About a fifth of the world’s oil and liquefied natural gas usually passes through the strait. But Iran closed the shipping route to so-called “hostile” countries in response to being attacked by Israel and the US on 28 February, causing global energy prices to surge and raising bills for consumers around the world.
Iran effectively closed the strait by attacking – or just threatening to attack – some ships and told others not affiliated with the US or Israel that they could pass through the waterway if they paid a toll.
Donald Trump imposed a counter-blockade of ships using Iranian ports on 13 April to try to pressure Tehran into accepting concessions to bring an end to the war – but this failed. The US has said repeatedly there can be no permanent solution to the blockade that involves the payment of a toll to Iran, and claims that Oman holds a similar view.
Oman’s foreign ministry has condemned the drone strike that caused a fire at the perimeter of UAE’s Barakah nuclear power plant on Sunday.
In a statement shared to X, the ministry expressed its solidarity with the UAE but stressed that it rejected all “hostile and escalatory acts” as it urged for dialogue to address regional issues and called for international law to be respected by all parties.
The UAE did not say who launched the attack and there was no immediate claim of responsibility. No injuries were reported and officials said there was no impact on radiological safety levels.
Trump warns ‘clock is ticking for Iran’ to reach peace deal
We are restarting our coverage of the US-Israeli war on Iran and Israel’s war on Lebanon. Donald Trump has issued an extreme warning to Iran to quickly agree to a peace deal with the US or face devastation.
As Washington struggles to break an impasse on ending the war, the US president said on his Truth Social platform on Sunday: “For Iran, the Clock is Ticking, and they better get moving, FAST, or there won’t be anything left of them. TIME IS OF THE ESSENCE!”
Trump is expected to meet top national security advisers on Tuesday to discuss options for military action on Iran, according to a report in the US outlet Axios.
It came as a drone strike in the United Arab Emirates caused a fire at a nuclear power plant – which the country called a “dangerous escalation” and blamed on Iran or its proxies – and Saudi Arabia reported intercepting three drones.

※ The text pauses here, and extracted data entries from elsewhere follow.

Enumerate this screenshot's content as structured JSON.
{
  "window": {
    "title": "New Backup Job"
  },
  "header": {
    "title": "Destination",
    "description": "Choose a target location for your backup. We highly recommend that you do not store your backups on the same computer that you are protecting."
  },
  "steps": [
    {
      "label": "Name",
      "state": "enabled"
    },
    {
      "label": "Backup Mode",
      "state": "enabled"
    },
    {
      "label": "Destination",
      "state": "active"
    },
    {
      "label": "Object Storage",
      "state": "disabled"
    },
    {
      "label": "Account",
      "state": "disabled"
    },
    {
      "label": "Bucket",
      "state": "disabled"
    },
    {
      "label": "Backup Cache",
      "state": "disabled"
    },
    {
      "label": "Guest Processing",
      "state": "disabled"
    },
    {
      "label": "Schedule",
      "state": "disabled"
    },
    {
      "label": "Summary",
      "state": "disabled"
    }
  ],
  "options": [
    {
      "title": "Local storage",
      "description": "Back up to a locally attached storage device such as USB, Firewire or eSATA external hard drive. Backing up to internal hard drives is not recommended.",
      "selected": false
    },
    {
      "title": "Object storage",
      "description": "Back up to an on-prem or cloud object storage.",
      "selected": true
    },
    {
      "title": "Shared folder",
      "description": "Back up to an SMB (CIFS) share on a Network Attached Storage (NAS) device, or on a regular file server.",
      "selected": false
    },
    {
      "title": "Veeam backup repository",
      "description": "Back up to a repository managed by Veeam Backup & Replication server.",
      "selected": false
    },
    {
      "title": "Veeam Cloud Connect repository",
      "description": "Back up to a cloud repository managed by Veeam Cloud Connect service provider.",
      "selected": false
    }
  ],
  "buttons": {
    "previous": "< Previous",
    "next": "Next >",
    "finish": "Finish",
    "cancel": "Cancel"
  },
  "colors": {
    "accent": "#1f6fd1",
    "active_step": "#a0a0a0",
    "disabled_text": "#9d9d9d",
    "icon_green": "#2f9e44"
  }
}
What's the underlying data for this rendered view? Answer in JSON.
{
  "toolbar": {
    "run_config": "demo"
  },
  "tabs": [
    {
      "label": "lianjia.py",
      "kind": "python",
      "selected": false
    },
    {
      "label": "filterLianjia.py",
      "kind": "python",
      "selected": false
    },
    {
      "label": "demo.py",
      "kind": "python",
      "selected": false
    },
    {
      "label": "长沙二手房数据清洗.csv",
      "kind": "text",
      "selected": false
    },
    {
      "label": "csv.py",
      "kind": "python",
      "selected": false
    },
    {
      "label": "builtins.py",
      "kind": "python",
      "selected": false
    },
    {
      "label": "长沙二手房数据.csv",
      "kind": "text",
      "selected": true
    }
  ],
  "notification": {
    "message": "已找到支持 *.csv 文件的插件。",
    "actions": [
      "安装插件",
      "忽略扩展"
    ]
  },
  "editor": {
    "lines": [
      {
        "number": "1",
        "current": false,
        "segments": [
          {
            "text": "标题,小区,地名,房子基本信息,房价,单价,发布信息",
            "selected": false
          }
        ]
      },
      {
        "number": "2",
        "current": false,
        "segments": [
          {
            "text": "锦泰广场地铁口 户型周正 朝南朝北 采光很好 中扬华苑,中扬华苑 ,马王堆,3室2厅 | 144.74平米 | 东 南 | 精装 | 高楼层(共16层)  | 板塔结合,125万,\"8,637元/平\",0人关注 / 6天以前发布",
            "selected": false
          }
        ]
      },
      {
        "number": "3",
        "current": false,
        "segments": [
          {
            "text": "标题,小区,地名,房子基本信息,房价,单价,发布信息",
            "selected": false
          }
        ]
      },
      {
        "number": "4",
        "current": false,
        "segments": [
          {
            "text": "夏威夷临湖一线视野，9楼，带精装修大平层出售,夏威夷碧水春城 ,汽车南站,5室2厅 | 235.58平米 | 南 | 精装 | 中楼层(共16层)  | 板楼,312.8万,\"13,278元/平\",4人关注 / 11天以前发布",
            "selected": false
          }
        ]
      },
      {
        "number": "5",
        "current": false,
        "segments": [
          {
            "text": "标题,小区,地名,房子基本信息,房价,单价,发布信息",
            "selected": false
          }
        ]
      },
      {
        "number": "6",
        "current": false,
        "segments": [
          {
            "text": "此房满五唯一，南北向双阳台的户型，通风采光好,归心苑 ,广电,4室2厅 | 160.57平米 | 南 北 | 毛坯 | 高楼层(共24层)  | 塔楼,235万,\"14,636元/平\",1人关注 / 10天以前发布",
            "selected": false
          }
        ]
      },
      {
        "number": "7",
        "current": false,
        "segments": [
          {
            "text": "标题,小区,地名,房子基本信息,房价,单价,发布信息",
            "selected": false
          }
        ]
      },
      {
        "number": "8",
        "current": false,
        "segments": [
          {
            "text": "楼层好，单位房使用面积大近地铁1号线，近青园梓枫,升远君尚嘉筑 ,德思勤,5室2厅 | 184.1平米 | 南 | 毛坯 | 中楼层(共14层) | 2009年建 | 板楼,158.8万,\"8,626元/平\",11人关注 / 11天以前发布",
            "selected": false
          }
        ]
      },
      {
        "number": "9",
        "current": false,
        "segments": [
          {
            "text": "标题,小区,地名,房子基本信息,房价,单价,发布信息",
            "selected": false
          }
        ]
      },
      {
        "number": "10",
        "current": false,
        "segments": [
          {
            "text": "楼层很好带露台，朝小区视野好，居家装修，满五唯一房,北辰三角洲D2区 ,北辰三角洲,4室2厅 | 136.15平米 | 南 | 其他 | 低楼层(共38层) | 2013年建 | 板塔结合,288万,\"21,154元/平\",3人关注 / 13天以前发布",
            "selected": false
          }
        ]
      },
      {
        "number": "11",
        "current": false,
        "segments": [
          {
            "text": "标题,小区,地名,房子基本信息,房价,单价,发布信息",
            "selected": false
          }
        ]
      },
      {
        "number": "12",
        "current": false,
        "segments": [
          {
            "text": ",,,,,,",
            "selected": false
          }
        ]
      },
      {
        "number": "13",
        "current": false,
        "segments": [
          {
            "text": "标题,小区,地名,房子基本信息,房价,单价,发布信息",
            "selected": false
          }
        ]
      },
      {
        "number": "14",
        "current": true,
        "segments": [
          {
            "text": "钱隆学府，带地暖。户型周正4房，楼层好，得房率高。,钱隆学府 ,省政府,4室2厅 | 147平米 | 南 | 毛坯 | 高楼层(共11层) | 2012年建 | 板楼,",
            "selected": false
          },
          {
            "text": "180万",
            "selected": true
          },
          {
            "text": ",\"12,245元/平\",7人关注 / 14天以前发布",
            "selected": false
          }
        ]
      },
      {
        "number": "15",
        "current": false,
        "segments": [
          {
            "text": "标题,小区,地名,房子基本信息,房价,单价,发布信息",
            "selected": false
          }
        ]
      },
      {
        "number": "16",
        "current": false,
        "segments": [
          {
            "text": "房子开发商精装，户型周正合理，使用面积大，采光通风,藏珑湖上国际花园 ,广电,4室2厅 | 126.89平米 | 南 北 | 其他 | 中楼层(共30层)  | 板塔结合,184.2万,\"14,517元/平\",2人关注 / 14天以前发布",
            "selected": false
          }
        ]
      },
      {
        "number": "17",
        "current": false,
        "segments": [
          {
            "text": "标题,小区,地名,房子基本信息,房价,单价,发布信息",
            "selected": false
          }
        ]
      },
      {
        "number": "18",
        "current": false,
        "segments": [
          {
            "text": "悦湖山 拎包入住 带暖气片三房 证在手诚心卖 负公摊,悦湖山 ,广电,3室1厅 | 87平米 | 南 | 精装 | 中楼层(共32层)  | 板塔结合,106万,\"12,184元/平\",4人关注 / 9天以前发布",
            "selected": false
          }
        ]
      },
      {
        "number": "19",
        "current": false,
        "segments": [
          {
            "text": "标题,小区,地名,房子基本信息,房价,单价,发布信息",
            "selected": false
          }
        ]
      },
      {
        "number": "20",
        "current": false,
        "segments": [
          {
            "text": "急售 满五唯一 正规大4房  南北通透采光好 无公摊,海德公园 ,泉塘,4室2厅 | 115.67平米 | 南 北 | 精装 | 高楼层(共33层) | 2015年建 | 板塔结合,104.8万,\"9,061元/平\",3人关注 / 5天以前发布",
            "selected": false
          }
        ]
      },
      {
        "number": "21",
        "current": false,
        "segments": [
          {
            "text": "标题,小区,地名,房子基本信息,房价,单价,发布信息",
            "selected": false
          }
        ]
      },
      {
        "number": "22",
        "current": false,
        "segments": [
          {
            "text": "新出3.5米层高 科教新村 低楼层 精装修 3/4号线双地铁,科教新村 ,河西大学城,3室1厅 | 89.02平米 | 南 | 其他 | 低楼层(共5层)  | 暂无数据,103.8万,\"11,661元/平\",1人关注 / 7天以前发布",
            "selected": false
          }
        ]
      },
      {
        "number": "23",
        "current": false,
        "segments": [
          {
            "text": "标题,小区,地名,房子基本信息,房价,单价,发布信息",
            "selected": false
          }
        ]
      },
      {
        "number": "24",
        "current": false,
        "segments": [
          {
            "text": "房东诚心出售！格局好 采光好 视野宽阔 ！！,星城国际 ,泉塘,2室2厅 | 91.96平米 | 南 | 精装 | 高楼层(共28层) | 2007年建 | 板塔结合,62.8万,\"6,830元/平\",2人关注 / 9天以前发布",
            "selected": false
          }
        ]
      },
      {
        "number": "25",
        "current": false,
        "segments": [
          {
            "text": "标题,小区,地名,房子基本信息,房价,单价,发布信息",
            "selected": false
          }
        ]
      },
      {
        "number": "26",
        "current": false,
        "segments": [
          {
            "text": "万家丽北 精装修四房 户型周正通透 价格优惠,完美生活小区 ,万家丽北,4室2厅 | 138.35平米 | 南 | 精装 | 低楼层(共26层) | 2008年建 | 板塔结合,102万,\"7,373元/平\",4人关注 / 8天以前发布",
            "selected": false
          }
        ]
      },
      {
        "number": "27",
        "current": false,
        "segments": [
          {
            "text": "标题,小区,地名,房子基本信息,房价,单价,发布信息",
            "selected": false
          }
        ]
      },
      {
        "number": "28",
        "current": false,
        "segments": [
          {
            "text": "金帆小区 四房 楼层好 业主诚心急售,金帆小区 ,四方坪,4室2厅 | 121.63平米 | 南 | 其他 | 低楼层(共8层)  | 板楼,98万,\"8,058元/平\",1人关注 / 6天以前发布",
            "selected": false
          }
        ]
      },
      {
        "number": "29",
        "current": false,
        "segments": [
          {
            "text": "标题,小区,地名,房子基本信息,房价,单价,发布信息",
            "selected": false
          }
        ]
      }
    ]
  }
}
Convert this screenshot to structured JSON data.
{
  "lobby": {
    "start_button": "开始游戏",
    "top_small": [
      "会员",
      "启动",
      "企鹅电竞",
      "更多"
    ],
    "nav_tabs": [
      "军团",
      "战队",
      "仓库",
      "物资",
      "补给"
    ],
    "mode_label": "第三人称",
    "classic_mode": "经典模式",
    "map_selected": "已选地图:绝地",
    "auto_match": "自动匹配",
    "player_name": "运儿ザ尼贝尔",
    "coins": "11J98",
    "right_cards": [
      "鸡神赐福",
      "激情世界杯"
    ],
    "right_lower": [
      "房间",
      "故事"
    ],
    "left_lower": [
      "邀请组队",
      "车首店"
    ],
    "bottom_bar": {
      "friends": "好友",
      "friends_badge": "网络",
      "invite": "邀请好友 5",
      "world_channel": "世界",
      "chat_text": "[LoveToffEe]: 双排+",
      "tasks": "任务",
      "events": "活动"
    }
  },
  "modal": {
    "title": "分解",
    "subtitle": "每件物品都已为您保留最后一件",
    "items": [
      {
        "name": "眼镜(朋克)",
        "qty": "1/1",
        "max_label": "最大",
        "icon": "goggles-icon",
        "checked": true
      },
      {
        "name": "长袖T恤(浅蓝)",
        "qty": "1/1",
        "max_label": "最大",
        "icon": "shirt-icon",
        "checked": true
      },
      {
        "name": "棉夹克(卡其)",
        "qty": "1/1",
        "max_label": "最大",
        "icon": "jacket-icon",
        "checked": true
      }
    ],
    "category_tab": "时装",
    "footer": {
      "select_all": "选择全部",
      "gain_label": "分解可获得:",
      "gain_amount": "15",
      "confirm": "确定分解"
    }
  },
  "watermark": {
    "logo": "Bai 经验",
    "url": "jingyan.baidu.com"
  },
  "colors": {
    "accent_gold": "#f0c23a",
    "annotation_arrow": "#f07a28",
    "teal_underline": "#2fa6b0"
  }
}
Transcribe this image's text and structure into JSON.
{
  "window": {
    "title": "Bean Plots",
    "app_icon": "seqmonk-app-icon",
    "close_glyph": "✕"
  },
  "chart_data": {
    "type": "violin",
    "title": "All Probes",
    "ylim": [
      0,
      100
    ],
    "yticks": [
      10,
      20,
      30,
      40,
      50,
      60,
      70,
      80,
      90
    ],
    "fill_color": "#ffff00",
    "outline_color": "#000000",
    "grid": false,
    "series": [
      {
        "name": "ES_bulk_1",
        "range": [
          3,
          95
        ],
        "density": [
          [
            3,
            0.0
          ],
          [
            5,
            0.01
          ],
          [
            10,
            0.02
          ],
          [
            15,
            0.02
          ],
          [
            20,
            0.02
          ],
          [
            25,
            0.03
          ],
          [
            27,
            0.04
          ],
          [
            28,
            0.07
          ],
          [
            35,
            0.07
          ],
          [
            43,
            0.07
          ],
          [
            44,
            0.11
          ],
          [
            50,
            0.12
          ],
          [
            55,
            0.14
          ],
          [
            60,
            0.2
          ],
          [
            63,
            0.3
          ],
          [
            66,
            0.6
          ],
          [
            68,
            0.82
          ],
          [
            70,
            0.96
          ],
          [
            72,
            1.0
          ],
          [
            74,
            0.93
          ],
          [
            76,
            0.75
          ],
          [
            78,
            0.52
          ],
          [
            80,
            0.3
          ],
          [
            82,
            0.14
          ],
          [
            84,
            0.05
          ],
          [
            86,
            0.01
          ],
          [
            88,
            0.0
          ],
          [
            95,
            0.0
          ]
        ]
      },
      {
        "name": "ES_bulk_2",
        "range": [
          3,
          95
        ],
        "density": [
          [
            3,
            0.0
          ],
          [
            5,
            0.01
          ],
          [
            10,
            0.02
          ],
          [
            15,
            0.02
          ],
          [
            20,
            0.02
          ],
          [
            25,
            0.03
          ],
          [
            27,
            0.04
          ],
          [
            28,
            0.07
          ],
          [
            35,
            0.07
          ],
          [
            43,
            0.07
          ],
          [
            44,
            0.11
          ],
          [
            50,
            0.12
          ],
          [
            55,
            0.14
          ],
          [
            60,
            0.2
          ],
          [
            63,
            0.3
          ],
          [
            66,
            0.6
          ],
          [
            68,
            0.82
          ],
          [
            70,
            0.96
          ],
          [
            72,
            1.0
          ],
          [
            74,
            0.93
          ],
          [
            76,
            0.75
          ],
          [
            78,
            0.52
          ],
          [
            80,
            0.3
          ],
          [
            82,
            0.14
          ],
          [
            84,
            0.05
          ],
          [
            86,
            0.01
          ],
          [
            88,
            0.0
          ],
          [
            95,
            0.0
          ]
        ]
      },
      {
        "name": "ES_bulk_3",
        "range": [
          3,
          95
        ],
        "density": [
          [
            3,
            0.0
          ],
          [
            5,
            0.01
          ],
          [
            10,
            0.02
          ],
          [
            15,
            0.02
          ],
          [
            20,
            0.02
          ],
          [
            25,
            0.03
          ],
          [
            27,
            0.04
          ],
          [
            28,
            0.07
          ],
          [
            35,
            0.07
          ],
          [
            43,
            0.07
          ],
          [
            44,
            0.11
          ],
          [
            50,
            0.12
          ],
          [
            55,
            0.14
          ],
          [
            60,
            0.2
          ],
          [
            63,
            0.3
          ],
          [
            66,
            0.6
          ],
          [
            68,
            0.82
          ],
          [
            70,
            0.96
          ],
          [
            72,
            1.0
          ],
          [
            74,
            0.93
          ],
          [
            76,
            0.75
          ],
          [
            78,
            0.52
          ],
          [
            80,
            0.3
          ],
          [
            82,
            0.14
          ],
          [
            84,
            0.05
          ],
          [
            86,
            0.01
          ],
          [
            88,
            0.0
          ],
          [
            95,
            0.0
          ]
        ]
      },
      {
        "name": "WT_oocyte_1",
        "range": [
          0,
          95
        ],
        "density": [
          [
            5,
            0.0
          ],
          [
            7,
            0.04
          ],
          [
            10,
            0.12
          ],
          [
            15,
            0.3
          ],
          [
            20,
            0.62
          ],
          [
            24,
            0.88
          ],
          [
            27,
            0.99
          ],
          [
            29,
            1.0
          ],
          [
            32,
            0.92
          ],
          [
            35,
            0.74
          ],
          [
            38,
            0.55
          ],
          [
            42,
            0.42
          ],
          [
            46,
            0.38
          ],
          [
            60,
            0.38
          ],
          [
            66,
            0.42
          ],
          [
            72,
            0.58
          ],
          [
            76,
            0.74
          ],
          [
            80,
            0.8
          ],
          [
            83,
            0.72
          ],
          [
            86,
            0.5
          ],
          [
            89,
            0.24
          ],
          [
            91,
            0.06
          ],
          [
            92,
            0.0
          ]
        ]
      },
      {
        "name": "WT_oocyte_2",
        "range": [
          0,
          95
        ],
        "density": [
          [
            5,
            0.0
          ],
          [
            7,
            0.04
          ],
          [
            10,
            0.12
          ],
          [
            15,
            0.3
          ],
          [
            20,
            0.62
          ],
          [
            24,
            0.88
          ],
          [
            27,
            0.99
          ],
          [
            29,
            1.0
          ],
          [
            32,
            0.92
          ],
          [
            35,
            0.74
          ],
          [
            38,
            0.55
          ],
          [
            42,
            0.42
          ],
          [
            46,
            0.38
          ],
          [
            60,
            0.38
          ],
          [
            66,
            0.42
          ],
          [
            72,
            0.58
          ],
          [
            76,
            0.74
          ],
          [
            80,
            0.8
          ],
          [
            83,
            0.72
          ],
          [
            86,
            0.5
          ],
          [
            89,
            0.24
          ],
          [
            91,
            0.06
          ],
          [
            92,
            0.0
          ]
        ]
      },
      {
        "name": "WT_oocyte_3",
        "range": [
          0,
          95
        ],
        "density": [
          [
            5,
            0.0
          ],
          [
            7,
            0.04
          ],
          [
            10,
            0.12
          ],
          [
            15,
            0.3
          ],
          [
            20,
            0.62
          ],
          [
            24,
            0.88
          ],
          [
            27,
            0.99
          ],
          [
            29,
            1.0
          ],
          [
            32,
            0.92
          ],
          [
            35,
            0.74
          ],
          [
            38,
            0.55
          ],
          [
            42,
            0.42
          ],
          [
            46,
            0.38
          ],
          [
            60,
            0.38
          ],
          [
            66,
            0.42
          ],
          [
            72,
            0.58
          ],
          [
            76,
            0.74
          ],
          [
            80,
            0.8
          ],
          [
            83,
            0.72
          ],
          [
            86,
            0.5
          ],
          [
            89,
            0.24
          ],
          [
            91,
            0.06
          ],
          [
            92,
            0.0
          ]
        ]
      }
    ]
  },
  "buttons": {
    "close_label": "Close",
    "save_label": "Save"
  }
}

Tehran has demanded a lasting ceasefire in Lebanon before any broader peace deal with Washington.
Israel’s airstrikes killed seven people in Lebanon on Sunday, including an Islamic Jihad commander, Lebanese authorities and state media said, despite the fragile ceasefire as Hezbollah called US-brokered talks between the two countries a “dead end”.
In other key developments:
-
Iranian media said the US had failed to make any concrete concessions in its latest response to Iran’s proposed agenda for negotiations to end the war. The Fars news agency said on Sunday that Washington had presented a five-point list that included a demand for Iran to keep only one nuclear site in operation and transfer its stockpile of highly enriched uranium to the US.
-
Islamic Jihad commander Wael Abdel Halim and his 17-year-old daughter were killed in an Israeli missile strike on an apartment in eastern Lebanon on Sunday, Lebanese state media said. Israeli strikes on towns in southern Lebanon earlier killed five people, including two children, and left at least 15 people injured, the Lebanese health ministry said, despite Israel and Lebanon agreeing to extend their ceasefire by 45 days.
-
Hezbollah had fired about 200 projectiles at Israel and its troops over the weekend, an Israeli military official said on Sunday.
-
Israel’s cabinet approved a plan to build a defence compound on the site of the recently demolished premises of the UN Palestinian refugee agency (Unrwa) in East Jerusalem. Israel seized the site last year in an act the agency condemned as a violation of international law.